La esquiadora española Ana Alonso culmina un trayecto de recuperación extraordinario con dos medallas de bronce en Bormio, una individual y otra en el relevo mixto junto a Oriol Cardona, y ahora se enfrenta a una decisión crítica: operarse o no de la rodilla lesionada que la acompañó durante toda la temporada.
Cinco meses del infierno a la gloria olímpica
El camino de Alonso comenzó con un atropello y una lesión grave en la rodilla, que puso en riesgo su participación en los Juegos de Bormio. En apenas cinco meses, realizó una recuperación intensiva para llegar a tiempo, culminando con dos podios históricos para España.
A su llegada a la zona mixta, la granadina dejaba entrever su fortaleza mental:
“Sinceramente hubiera dicho que sí. Mi actitud no cambió con la lesión. No quería resignarme a solo participar. Quería venir y luchar por las medallas”.
Su capacidad de sobreponerse a la adversidad la convirtió en una de las protagonistas del certamen, demostrando que la resiliencia y la disciplina pueden superar incluso las lesiones más complicadas.
La decisión sobre la rodilla: cirugía o recuperación conservadora
Tras el doble logro, Alonso reconoció que su rodilla todavía presenta diferencias con respecto a la otra, aunque asegura que es estable. La opción de pasar por quirófano no está descartada, pero tampoco es prioritaria:
“Mi feeling es bueno. La evolución fue muy buena. Nunca hubo un paso atrás. Si puedo evitar pasar por un quirófano, siempre lo haré. Quiero saborear esto primero y cuando llegue a casa veremos”.
La esquiadora apunta a un enfoque prudente: primero celebrar el éxito, luego analizar los pasos médicos para garantizar la continuidad de su carrera sin comprometer la estabilidad de la articulación.
Humor y actitud positiva frente a la adversidad
Incluso en medio de la zona mixta, Alonso bromeó sobre su ligamento cruzado:
“Igual el cruzado está sobrevalorado”.
Sus palabras reflejan la mezcla de determinación y buen humor que le permitió competir al máximo nivel pese a las dificultades físicas. La deportista demuestra que la mentalidad puede ser tan decisiva como la condición física en el deporte de élite.

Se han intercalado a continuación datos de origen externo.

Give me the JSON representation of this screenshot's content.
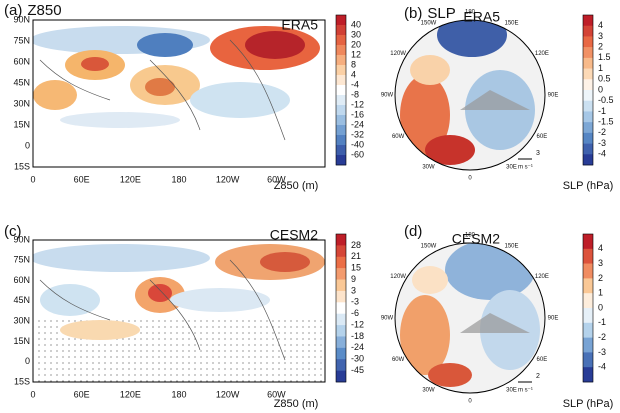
{
  "panels": [
    {
      "label": "(a)",
      "title": "Z850",
      "source": "ERA5",
      "lat_labels": [
        "90N",
        "75N",
        "60N",
        "45N",
        "30N",
        "15N",
        "0",
        "15S"
      ],
      "lon_labels": [
        "0",
        "60E",
        "120E",
        "180",
        "120W",
        "60W"
      ],
      "colorbar_labels": [
        40,
        30,
        20,
        12,
        8,
        4,
        -4,
        -8,
        -12,
        -16,
        -24,
        -32,
        -40,
        -60
      ],
      "colorbar_title": "Z850 (m)"
    },
    {
      "label": "(b)",
      "title": "SLP",
      "source": "ERA5",
      "lon_labels": [
        "180",
        "150W",
        "150E",
        "120W",
        "120E",
        "90W",
        "90E",
        "60W",
        "60E",
        "30W",
        "30E",
        "0"
      ],
      "vector_scale": "3",
      "vector_unit": "m s⁻¹",
      "colorbar_labels": [
        4,
        3,
        2,
        1.5,
        1,
        0.5,
        0,
        -0.5,
        -1,
        -1.5,
        -2,
        -3,
        -4
      ],
      "colorbar_title": "SLP (hPa)"
    },
    {
      "label": "(c)",
      "source": "CESM2",
      "lat_labels": [
        "90N",
        "75N",
        "60N",
        "45N",
        "30N",
        "15N",
        "0",
        "15S"
      ],
      "lon_labels": [
        "0",
        "60E",
        "120E",
        "180",
        "120W",
        "60W"
      ],
      "colorbar_labels": [
        28,
        21,
        15,
        9,
        3,
        -3,
        -6,
        -12,
        -18,
        -24,
        -30,
        -45
      ],
      "colorbar_title": "Z850 (m)"
    },
    {
      "label": "(d)",
      "source": "CESM2",
      "lon_labels": [
        "180",
        "150W",
        "150E",
        "120W",
        "120E",
        "90W",
        "90E",
        "60W",
        "60E",
        "30W",
        "30E",
        "0"
      ],
      "vector_scale": "2",
      "vector_unit": "m s⁻¹",
      "colorbar_labels": [
        4,
        3,
        2,
        1,
        0,
        -1,
        -2,
        -3,
        -4
      ],
      "colorbar_title": "SLP (hPa)"
    }
  ]
}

Hacia el próximo capítulo de su carrera
Con los Juegos de Bormio concluidos y dos medallas en el bolsillo, Ana Alonso encara ahora el inicio del resto de su carrera deportiva. La decisión sobre su rodilla marcará, en buena medida, los próximos objetivos y el ritmo de entrenamiento para futuras competiciones internacionales.
“Una parte de mí siempre creyó que era posible”, afirmó. Y ahora, tras escribir una de las páginas más memorables del esquí de montaña español, toca planificar el siguiente desafío.